While the movie suffers from superficial storytelling, Yau still let his actors shine in their otherwise underwritten roles. Lau Ching-Wan has a field day playing Suchat and it’s nice to see him in an antagonist role for a change. Louis Koo and Aaron Kwok do adequate jobs in their respective roles as undercovers.

Gallen Lo looks the part of the ruthless dictator while Alex Fong is perfectly typecast as usual playing a straight-arrow, high-ranking superior police officer. He even has a memorable scene, which takes place in a cinema hall. A meeting with Kwok’s Wing, whose real name is Cheung Kin-Heng. Interestingly, Yau manages to find a new, yet refreshingly condescending way of how an undercover and a superior meet up for an update of a case.

The overall pace is reasonably brisk with the exception of the protracted middle act.

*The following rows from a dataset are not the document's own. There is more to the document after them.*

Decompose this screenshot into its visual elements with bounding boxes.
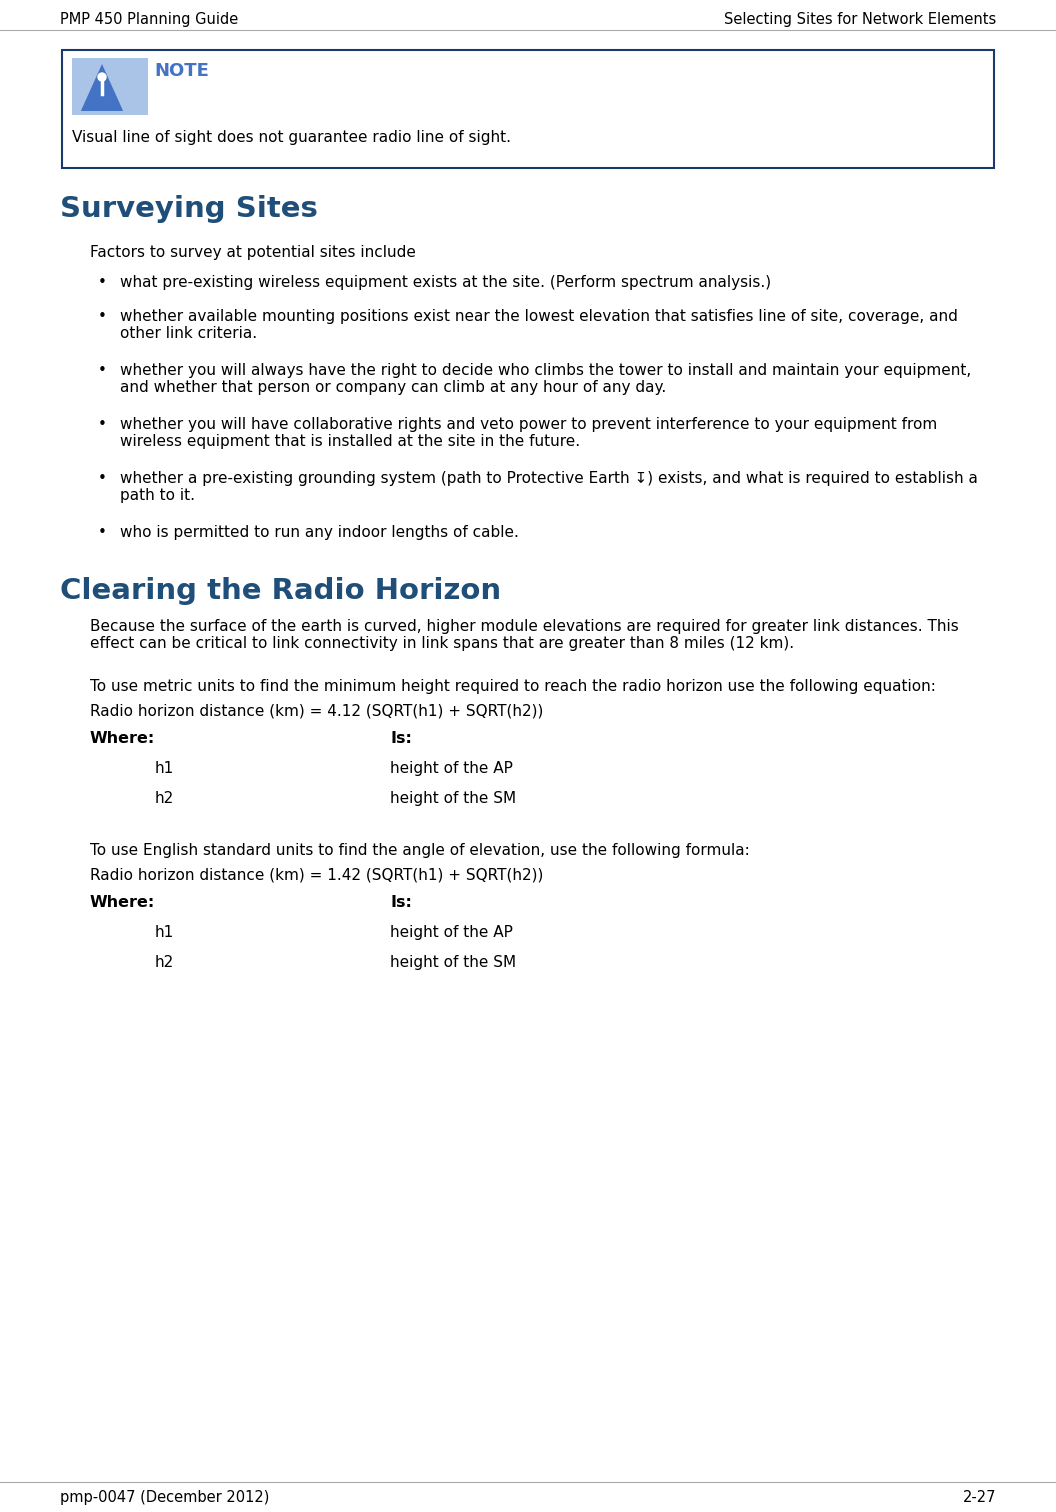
Text: Factors to survey at potential sites include: Factors to survey at potential sites inc… <box>90 245 416 260</box>
Text: Clearing the Radio Horizon: Clearing the Radio Horizon <box>60 578 502 605</box>
Text: •: • <box>98 363 107 378</box>
FancyBboxPatch shape <box>62 50 994 168</box>
Text: •: • <box>98 275 107 290</box>
Text: h1: h1 <box>155 925 174 940</box>
Text: •: • <box>98 525 107 540</box>
Text: To use English standard units to find the angle of elevation, use the following : To use English standard units to find th… <box>90 844 750 857</box>
Text: NOTE: NOTE <box>154 62 209 80</box>
Text: Visual line of sight does not guarantee radio line of sight.: Visual line of sight does not guarantee … <box>72 130 511 145</box>
Text: Selecting Sites for Network Elements: Selecting Sites for Network Elements <box>723 12 996 27</box>
FancyBboxPatch shape <box>72 57 148 115</box>
Text: whether available mounting positions exist near the lowest elevation that satisf: whether available mounting positions exi… <box>120 308 958 342</box>
Text: height of the AP: height of the AP <box>390 925 513 940</box>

The climactic ending, which culminated in an eventual face-off between Suchat, Wing and Billy is sadly shortsighted as if Yau simply wanted to wrap things up as quickly as possible.

Frankly, if not for the magnitude of the high entertainment value and the three primary cast’s engaging and charismatic performances, The White Storm 3: Heaven or Hell <掃毒3: 人在天涯> might be a lot worse than what we got here.